Figure 2.

Interaction between ferredoxin I (Fd I) and the CP. (A) A yeast two-hybrid system was used to analyse the interaction between Fd I and the CP of CMV-M. Transformed Saccharomyces cerevisiae AH109 cells were cultured on SD/−Ade/−His/−Leu/−Trp/X-α-Gal medium. 1, pGADT7-RecT/pGBKT7-Lam (negative control); 2, pGADT7/pGBK-MCP; 3, pGAD-FdI/pGBKT7; 4, pGAD-FdI/pGBK-MCP; 5, pGADT7-RecT/pGBKT7-53 (positive control). (B) Bimolecular fluorescence complementation (BiFC) analysis to verify the interaction between Fd I and the CP of CMV-M in Nicotiana benthamiana epidermal cells.

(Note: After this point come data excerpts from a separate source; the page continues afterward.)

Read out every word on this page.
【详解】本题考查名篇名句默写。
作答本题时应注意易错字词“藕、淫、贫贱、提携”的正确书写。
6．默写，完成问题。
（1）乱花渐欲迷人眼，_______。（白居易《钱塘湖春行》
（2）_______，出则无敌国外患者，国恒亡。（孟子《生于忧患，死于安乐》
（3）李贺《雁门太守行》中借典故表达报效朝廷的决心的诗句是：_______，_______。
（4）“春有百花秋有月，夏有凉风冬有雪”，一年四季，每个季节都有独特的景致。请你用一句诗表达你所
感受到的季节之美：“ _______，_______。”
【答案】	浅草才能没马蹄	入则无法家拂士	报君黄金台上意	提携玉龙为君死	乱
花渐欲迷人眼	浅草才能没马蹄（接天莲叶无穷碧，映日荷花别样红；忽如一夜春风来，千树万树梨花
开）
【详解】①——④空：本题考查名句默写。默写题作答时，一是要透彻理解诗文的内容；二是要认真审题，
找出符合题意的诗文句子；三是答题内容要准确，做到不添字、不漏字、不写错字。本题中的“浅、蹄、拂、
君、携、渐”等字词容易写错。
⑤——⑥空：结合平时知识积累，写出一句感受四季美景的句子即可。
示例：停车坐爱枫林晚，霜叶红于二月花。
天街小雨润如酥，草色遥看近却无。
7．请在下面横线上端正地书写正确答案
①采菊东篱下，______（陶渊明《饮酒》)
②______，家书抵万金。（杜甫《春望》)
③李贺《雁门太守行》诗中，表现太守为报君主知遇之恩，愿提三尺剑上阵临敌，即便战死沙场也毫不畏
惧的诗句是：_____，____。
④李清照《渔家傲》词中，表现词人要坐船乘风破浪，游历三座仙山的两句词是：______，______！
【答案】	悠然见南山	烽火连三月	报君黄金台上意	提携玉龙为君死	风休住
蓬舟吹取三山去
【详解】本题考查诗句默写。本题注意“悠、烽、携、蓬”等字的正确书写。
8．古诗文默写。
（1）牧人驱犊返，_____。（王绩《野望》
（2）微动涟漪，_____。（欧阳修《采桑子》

Two combinations of BiFC plasmids (pMCP-YFP^N/pFdI-YFP^C and pFdI-YFP^N/pMCP-YFP^C) were inserted into plant cells with Agrobacterium tumefaciens, and YFP fluorescence was detected at 3 days post-agroinfiltration. The pSPYNE-35S/pSPYCE-35S plasmids were used as controls. Scale bars = 25 µm. (C) Yeast two-hybrid system to test the interaction between Fd I and the CP of CMV-Q. 1, pGADT7-RecT/pGBKT7-Lam (negative control); 2, pGADT7/pGBK-QCP; 3, pGAD-FdI/pGBKT7; 4, pGAD-FdI/pGBK-QCP; 5, pGADT7-RecT/pGBKT7-53 (positive control). (D) BiFC to verify the interaction between Fd I and the CP of CMV-Q in N. benthamiana epidermal cells.